- Tachouaft Village in Algeria
- Coordinates: 36°28′2″N 4°43′10″E﻿ / ﻿36.46722°N 4.71944°E
- Country: Algeria
- Province: Béjaïa Province
- District: Seddouk District
- Commune: Bouhamza

Area
- • Total: 0.46 km^{2} (0.18 sq mi)
- Elevation: 632 m (2,073 ft)
- Time zone: UTC+1 (CET)
- Postal code: 06034

= Tachouaft =

Tachouaft تاشوافث is a village in Bouhamza Commune, Seddouk District, Béjaïa Province, Algeria. It is located North of Tansaout and South of Tizert and Taourirt.

The villages name is Kabyle and translates as "the shaded place".

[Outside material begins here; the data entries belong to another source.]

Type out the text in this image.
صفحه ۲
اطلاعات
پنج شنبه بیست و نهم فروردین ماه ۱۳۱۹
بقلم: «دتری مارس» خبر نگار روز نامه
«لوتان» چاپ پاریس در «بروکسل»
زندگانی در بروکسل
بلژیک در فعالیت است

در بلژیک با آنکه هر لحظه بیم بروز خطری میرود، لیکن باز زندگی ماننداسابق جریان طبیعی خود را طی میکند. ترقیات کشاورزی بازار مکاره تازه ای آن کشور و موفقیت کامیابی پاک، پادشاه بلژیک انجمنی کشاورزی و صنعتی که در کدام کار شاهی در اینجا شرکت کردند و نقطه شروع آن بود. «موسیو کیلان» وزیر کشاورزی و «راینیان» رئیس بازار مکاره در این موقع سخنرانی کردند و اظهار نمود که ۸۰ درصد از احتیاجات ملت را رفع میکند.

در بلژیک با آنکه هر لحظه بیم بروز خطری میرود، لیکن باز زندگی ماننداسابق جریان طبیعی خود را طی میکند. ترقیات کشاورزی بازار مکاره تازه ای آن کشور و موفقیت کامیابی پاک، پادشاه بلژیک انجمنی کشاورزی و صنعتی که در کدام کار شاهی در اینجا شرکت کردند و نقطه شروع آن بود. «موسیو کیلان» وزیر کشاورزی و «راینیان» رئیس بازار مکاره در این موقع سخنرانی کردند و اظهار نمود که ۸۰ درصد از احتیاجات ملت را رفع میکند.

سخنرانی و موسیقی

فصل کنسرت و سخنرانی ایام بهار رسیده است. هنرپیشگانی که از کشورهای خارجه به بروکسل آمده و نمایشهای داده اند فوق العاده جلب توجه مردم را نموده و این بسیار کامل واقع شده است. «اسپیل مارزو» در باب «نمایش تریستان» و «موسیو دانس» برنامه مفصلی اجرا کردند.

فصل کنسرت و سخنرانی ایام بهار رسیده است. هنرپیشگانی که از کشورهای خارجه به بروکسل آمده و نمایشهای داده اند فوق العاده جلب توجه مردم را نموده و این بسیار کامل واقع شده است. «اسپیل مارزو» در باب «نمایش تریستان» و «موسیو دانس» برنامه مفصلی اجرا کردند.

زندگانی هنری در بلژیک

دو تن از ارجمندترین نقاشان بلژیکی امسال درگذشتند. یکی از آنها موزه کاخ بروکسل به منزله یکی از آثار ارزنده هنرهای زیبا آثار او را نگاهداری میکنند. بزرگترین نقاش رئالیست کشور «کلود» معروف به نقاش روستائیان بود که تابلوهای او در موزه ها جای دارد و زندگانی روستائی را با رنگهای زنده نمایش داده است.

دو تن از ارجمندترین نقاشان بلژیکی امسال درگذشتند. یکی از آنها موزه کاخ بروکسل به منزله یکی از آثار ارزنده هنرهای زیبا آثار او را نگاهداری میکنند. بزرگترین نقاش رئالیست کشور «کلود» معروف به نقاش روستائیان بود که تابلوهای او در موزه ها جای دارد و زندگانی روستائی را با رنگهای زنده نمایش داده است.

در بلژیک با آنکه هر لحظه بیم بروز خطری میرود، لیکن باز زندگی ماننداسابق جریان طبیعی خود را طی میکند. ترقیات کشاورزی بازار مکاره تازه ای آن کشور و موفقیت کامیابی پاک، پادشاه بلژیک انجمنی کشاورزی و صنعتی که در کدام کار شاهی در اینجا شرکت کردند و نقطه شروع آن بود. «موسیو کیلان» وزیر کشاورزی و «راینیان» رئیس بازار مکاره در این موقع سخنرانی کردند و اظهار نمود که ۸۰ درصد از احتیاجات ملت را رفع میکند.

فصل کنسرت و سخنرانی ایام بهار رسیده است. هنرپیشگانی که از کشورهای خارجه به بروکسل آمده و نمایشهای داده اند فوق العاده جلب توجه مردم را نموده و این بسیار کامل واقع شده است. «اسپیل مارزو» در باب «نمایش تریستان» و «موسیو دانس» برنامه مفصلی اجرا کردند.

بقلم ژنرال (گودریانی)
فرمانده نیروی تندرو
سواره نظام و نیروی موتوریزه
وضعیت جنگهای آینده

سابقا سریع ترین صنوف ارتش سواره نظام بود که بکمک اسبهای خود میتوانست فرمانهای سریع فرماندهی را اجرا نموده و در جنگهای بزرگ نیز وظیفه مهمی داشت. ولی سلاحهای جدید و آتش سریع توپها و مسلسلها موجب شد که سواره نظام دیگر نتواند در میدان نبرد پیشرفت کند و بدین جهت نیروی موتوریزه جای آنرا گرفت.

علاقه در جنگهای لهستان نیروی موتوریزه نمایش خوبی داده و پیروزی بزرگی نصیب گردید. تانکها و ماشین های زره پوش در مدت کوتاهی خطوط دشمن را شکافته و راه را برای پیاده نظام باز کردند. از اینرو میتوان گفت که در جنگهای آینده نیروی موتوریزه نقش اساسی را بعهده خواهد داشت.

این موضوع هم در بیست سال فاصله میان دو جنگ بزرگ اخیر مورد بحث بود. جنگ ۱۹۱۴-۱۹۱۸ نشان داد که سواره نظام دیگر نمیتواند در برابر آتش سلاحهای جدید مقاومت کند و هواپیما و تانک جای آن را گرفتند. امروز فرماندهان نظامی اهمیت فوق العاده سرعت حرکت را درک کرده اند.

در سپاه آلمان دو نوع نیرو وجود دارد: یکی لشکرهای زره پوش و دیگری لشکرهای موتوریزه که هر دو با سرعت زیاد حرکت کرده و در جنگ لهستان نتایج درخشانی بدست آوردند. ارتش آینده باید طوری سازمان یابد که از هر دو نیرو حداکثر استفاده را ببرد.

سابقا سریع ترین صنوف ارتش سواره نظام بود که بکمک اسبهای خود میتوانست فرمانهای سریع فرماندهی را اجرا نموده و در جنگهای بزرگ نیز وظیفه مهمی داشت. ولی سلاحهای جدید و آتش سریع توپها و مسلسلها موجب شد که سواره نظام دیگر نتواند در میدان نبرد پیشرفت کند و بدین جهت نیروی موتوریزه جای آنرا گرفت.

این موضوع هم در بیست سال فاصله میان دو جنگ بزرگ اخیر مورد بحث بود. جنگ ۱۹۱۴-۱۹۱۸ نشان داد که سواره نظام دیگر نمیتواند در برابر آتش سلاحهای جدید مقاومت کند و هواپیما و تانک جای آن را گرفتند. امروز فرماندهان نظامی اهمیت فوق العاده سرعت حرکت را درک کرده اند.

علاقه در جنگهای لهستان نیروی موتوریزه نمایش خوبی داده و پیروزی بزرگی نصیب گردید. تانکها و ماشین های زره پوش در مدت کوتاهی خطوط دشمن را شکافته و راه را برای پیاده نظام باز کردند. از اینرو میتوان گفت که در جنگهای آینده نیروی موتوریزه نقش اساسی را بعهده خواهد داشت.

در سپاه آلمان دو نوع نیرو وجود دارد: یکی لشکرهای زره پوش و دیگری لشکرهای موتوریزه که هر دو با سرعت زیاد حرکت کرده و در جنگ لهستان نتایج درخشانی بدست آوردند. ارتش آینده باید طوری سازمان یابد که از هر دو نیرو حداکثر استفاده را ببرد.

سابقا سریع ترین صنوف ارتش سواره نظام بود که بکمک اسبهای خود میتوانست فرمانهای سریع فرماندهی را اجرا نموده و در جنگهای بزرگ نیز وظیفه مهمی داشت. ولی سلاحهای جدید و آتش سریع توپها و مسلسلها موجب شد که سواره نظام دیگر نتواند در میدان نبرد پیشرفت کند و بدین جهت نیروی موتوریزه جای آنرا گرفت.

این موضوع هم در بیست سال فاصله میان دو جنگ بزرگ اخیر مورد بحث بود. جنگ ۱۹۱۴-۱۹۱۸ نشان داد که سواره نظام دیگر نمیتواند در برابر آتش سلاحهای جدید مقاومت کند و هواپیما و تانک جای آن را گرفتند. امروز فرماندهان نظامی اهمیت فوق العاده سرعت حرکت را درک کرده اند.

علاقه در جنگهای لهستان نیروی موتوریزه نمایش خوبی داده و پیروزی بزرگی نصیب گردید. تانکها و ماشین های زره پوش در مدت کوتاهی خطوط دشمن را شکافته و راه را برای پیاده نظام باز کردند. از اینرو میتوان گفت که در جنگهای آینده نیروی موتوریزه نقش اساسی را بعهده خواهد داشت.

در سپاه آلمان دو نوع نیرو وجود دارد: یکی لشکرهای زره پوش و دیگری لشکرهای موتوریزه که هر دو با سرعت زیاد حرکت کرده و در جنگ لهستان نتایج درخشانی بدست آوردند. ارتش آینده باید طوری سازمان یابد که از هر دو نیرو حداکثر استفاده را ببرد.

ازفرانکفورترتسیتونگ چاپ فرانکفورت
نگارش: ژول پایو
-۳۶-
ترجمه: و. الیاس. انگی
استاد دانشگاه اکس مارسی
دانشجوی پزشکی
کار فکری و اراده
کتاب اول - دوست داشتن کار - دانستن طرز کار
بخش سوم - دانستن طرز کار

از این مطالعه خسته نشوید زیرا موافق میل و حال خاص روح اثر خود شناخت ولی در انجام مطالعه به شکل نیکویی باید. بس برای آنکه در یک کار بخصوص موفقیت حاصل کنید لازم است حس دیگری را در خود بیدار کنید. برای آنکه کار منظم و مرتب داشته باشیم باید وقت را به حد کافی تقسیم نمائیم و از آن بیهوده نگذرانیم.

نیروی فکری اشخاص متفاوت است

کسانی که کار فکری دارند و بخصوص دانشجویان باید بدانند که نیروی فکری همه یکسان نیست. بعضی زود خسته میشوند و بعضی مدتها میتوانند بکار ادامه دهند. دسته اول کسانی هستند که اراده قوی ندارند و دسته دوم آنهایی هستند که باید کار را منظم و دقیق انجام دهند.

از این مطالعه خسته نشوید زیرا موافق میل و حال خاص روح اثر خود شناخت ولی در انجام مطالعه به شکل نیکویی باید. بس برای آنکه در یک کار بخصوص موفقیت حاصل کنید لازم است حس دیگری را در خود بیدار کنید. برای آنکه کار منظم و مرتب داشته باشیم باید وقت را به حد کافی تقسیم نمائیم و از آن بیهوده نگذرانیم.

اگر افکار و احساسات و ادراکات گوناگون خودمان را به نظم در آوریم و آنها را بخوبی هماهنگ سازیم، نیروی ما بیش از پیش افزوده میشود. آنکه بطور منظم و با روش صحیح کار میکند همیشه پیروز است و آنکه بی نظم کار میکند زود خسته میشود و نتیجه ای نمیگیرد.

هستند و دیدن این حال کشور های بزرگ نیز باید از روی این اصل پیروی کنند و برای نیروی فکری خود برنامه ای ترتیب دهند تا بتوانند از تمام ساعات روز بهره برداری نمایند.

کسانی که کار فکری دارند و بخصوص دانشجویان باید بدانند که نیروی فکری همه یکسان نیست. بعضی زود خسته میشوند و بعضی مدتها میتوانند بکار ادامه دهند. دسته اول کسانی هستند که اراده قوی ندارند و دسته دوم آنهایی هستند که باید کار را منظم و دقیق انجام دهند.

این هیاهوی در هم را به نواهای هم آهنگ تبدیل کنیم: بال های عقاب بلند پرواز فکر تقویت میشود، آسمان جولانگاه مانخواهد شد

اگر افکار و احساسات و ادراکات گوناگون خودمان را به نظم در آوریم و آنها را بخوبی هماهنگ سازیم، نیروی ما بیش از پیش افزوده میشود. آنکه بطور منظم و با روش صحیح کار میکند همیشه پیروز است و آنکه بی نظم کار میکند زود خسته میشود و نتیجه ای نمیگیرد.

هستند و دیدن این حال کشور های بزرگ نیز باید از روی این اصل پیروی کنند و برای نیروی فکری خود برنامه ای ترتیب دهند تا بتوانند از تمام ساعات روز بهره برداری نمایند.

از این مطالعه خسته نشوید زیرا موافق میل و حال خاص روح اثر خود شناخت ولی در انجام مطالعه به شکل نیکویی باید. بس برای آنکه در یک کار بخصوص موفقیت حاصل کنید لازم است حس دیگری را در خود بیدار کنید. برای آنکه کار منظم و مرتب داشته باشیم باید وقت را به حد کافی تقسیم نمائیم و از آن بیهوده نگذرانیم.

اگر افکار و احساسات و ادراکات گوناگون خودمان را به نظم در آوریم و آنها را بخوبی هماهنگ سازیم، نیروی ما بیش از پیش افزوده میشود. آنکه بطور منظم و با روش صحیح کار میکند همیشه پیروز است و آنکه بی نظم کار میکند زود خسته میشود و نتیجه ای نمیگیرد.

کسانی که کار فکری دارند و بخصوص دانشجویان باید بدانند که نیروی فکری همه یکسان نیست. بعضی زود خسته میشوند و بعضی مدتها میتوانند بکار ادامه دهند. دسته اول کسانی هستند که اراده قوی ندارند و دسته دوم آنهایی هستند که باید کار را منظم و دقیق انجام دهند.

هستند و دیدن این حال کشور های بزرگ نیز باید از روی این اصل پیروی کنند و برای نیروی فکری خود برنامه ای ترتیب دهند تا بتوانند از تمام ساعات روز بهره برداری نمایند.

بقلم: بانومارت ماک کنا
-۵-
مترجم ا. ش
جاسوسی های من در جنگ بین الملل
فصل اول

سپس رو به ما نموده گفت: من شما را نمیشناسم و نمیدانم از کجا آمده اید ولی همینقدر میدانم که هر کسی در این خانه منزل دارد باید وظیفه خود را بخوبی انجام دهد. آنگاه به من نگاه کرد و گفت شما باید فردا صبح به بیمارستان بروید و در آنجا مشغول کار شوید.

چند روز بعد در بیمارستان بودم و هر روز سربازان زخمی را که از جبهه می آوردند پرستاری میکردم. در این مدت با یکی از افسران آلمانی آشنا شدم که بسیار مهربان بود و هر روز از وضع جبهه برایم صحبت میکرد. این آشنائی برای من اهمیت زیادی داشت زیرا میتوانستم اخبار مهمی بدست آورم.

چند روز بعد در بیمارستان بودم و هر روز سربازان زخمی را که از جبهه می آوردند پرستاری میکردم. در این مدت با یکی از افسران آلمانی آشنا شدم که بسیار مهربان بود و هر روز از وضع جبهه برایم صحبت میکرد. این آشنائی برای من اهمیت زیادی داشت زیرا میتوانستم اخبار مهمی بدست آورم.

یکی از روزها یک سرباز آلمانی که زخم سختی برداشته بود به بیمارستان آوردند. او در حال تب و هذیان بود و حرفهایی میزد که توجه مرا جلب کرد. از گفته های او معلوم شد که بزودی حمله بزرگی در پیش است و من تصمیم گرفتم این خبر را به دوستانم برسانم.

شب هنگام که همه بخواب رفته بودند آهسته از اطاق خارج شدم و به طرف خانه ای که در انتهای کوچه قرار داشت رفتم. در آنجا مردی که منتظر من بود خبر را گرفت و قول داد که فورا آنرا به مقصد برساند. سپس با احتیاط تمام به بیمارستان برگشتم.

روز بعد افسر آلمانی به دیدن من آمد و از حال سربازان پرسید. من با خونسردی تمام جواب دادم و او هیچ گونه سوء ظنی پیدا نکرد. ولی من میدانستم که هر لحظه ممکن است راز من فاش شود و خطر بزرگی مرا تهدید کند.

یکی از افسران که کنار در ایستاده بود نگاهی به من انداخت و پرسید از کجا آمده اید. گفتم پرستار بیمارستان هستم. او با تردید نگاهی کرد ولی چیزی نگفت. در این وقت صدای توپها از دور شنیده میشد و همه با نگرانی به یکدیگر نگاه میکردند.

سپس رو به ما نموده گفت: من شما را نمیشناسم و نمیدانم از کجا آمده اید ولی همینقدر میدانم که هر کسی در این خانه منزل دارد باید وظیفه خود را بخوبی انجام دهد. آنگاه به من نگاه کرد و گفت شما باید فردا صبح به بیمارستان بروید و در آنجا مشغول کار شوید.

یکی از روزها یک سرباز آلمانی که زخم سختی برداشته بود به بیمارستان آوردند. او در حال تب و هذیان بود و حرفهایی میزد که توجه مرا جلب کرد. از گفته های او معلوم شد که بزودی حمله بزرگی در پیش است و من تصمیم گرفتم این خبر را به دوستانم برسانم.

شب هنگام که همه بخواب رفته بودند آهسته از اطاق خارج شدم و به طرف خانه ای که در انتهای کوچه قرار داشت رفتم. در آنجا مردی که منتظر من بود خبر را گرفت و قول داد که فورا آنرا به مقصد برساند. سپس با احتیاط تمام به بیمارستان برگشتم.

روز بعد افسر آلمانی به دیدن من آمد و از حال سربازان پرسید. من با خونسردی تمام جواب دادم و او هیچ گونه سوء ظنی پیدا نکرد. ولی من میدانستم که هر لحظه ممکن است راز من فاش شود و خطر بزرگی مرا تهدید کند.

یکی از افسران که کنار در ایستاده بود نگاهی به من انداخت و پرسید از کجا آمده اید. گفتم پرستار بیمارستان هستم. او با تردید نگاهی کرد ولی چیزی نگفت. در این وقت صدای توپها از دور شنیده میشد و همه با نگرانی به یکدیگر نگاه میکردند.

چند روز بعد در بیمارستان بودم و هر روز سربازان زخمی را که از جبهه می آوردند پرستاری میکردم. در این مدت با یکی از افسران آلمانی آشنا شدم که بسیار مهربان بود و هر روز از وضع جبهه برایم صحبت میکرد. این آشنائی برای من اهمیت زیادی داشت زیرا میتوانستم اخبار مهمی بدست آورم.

The village has a mosque, a football pitch and a cemetery.

In late November 1957, the village was evacuated after an ambush at Ighzar n Tissemt in early November. Fighter jets shot at civilians in Tachouaft.

During the Algerian War the village was bombed on 16 December 1958 by B-26 aircraft, practically destroying every building.

A shell from the war was recently discovered during road clearing in a forest near the village.

== Victims of the 1958 bombing ==
Arezki or Si Ahmed family (Balit): Balit Arezki, 46; Benmeziane Adidi, his wife, 32; and children, Boualem, 7 and Tayakout, 11; one survivor, Ahmed. Imekhloufene Tallit, 33, daughter of Mohand Tahar el Betsadoune El Ghaia, wife of Benatsou Mohand Oulhadi, and her daughter Aicha, 12, Balit Zahra, 5; Benmeziane Abdeslam and his wife Beomeziane Sakina, Adjenad Arezki (Mokrane), 12; Tassift H'mimi (Ahmed), 56; Benatsou Mohand Tayeb (Mohand Tahar) Benmeziane Chehla, 27; Benmeziane Hadjila, 7; Benmeziane Bouzid, 5; Ladiadna Saad, 72; Chenna Betitra, 3, daughter of Lahlou.